Beth Jeans Houghton – Yours Truly, Cellophane Nose

(Mute) UK release date: 6 February 2012

As far as band names and album titles go the title of the debut album from 21-year-old Newcastle singer songwriter Beth Jeans Houghton and her grandly named band, The Hooves Of Destiny, is up there with the very best, or worst, depending on your viewpoint. The baffling title of Yours Truly, Cellophane Nose, however, is indicative of the unique, captivating world that Houghton has created and built since the release of her fist single way back in 2008.

Houghton’s career has been stop start and protracted ever since she first came to prominence in 2008, the well received Hot Toast EP followed in 2009 and it seemed Houghton was set for a real breakthrough, however, her experimental folksy sound was perhaps a bit to wispy and well, plain strange, for the mainstream to really take her to heart. It seems that all Houghton needed was someone to harness her expressive talents and producer Ben Hillier (Blur, Elbow) appears to be that man. In fact, the album was actually written and recorded back in 2009 but has been regularly delayed since. Now, however, after signing to Mute in 2011, Houghton, with The Hooves Of Destiny by her side, is finally ready to release her debut album and it is a very fine collection of immersive grandiose pop, characterised by Houghton’s, at times surreal, but always interesting personality.

There is certainly no one else making music like Beth Jeans Houghton in 2012; she is certainly ploughing her own, very unique furrow. Sweet Tooth Bird makes for a rousing introduction as the military style drums career relentlessly throughout the track framed by horns and strings but with Houghton’s soaring operatic croon very much to the fore. Humble Digs adds a banjo to the mix before erupting in a huge operatic chorus, it is a big sound but it never feels cloying or forced.

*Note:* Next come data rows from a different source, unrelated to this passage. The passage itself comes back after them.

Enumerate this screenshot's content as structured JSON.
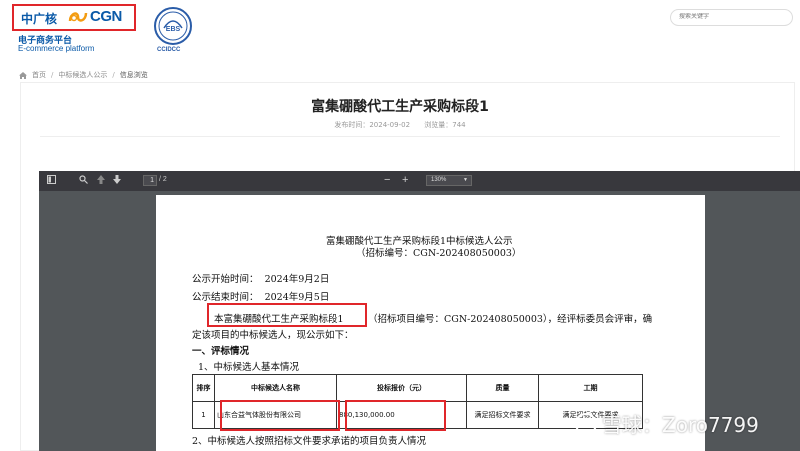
{
  "header": {
    "logo_cn": "中广核",
    "logo_en": "CGN",
    "platform_cn": "电子商务平台",
    "platform_en": "E-commerce platform",
    "ebs_badge": "EBS",
    "ebs_name": "CCIDCC",
    "search_placeholder": "搜索关键字"
  },
  "breadcrumb": {
    "home": "首页",
    "section": "中标候选人公示",
    "current": "信息浏览"
  },
  "article": {
    "title": "富集硼酸代工生产采购标段1",
    "publish_label": "发布时间：",
    "publish_date": "2024-09-02",
    "views_label": "浏览量：",
    "views": "744"
  },
  "pdf_toolbar": {
    "page_current": "1",
    "page_total": "/ 2",
    "zoom_out": "−",
    "zoom_in": "+",
    "zoom_value": "130%"
  },
  "pdf": {
    "heading_1": "富集硼酸代工生产采购标段1中标候选人公示",
    "heading_2": "（招标编号：CGN-202408050003）",
    "start_label": "公示开始时间：",
    "start_date": "2024年9月2日",
    "end_label": "公示结束时间：",
    "end_date": "2024年9月5日",
    "para_highlight": "本富集硼酸代工生产采购标段1",
    "para_rest": "（招标项目编号：CGN-202408050003），经评标委员会评审，确",
    "para_line2": "定该项目的中标候选人，现公示如下：",
    "section_1": "一、评标情况",
    "sub_1": "1、中标候选人基本情况",
    "table_headers": [
      "排序",
      "中标候选人名称",
      "投标报价（元）",
      "质量",
      "工期"
    ],
    "table_rows": [
      [
        "1",
        "山东合益气体股份有限公司",
        "880,130,000.00",
        "满足招标文件要求",
        "满足招标文件要求"
      ]
    ],
    "sub_2": "2、中标候选人按照招标文件要求承诺的项目负责人情况"
  },
  "watermark": {
    "text": "雪球：Zoro7799"
  },
  "colors": {
    "brand_blue": "#0b5aa8",
    "highlight_red": "#e0262a",
    "viewer_bg": "#525659",
    "toolbar_bg": "#38383d"
  }
}
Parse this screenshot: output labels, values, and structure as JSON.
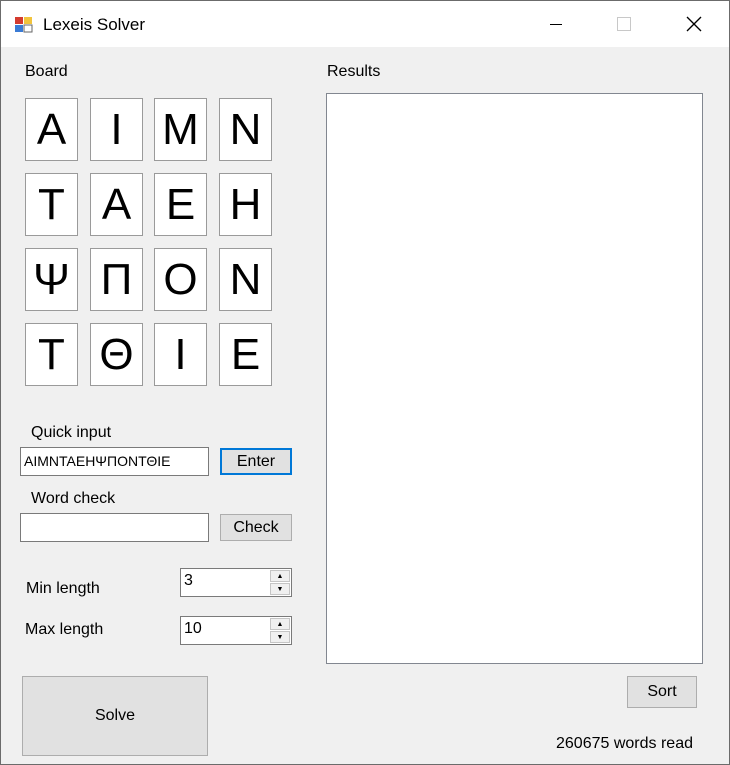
{
  "window": {
    "title": "Lexeis Solver",
    "icon": "app-icon",
    "controls": {
      "minimize": "minimize-icon",
      "maximize": "maximize-icon",
      "close": "close-icon"
    }
  },
  "board": {
    "label": "Board",
    "rows": [
      [
        "Α",
        "Ι",
        "Μ",
        "Ν"
      ],
      [
        "Τ",
        "Α",
        "Ε",
        "Η"
      ],
      [
        "Ψ",
        "Π",
        "Ο",
        "Ν"
      ],
      [
        "Τ",
        "Θ",
        "Ι",
        "Ε"
      ]
    ]
  },
  "quick_input": {
    "label": "Quick input",
    "value": "ΑΙΜΝΤΑΕΗΨΠΟΝΤΘΙΕ",
    "button": "Enter"
  },
  "word_check": {
    "label": "Word check",
    "value": "",
    "button": "Check"
  },
  "min_length": {
    "label": "Min length",
    "value": "3"
  },
  "max_length": {
    "label": "Max length",
    "value": "10"
  },
  "solve_button": "Solve",
  "results": {
    "label": "Results",
    "items": []
  },
  "sort_button": "Sort",
  "status": "260675 words read",
  "colors": {
    "focus_accent": "#0078d7",
    "background": "#f0f0f0"
  }
}
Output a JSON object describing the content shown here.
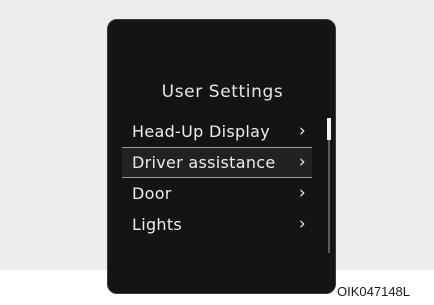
{
  "settings_screen": {
    "title": "User Settings",
    "items": [
      {
        "label": "Head-Up Display",
        "chevron": "›",
        "selected": false
      },
      {
        "label": "Driver assistance",
        "chevron": "›",
        "selected": true
      },
      {
        "label": "Door",
        "chevron": "›",
        "selected": false
      },
      {
        "label": "Lights",
        "chevron": "›",
        "selected": false
      }
    ],
    "scroll_position_fraction": 0.0
  },
  "figure_code": "OIK047148L",
  "colors": {
    "screen_background": "#141414",
    "text": "#ededed",
    "selection_border": "#9a9a9a",
    "page_background": "#ececec"
  }
}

The sweetly lilting single Dodecahedron may be the best introduction to Houghton’s surreal world. Over gorgeous twinkling xylophone Houghton’s tells the story of a weird dream she had one evening. There are very few pop songs that begin with opening lines as brilliantly barmy as: “Last night I dreamed of dodecahedrons.”

Atlas is a more straightforward indie pop song, or as straightforward as Beth Jeans Houghton can get, introducing a twanging rock n roll guitar to the mix over some vigorous drums, this track also features a superbly striking falsetto vocal from Houghton, which is a repeated highlight throughout the record.

If there is a criticism that can be levelled at Yours Truly, Cellophane Nose it is that the sheer overwhelming mesh of sounds and theatricality can become overwhelming and Night Swimmer and Franklin Benedict take the orchestral pop sound arguably a bit too far, fortunately Houghton’s sheer force of personality largely weighs out any musical excesses. The Album highlight is, notably, the most restrained and understated track on the album. The Barely Skinny Bone Tree is an impossibly beautiful piece of ornate folk full of wonderfully evocative imagery and an entrancing degree of mystery; it is a very impressive piece of music indeed. Carousel ends the album on a note of joyful exuberance and its fiddly strings and high-pitched vocal affectations are a suitably idiosyncratic way to end and album that frequently baffles but more importantly enthrals.

It is not very often that an artist comes along that is so strikingly unique and hugely talented and with Yours Truly, Cellophane Nose Beth Jeans Houghton has made a beguilingly lovely debut album that shows immense promise.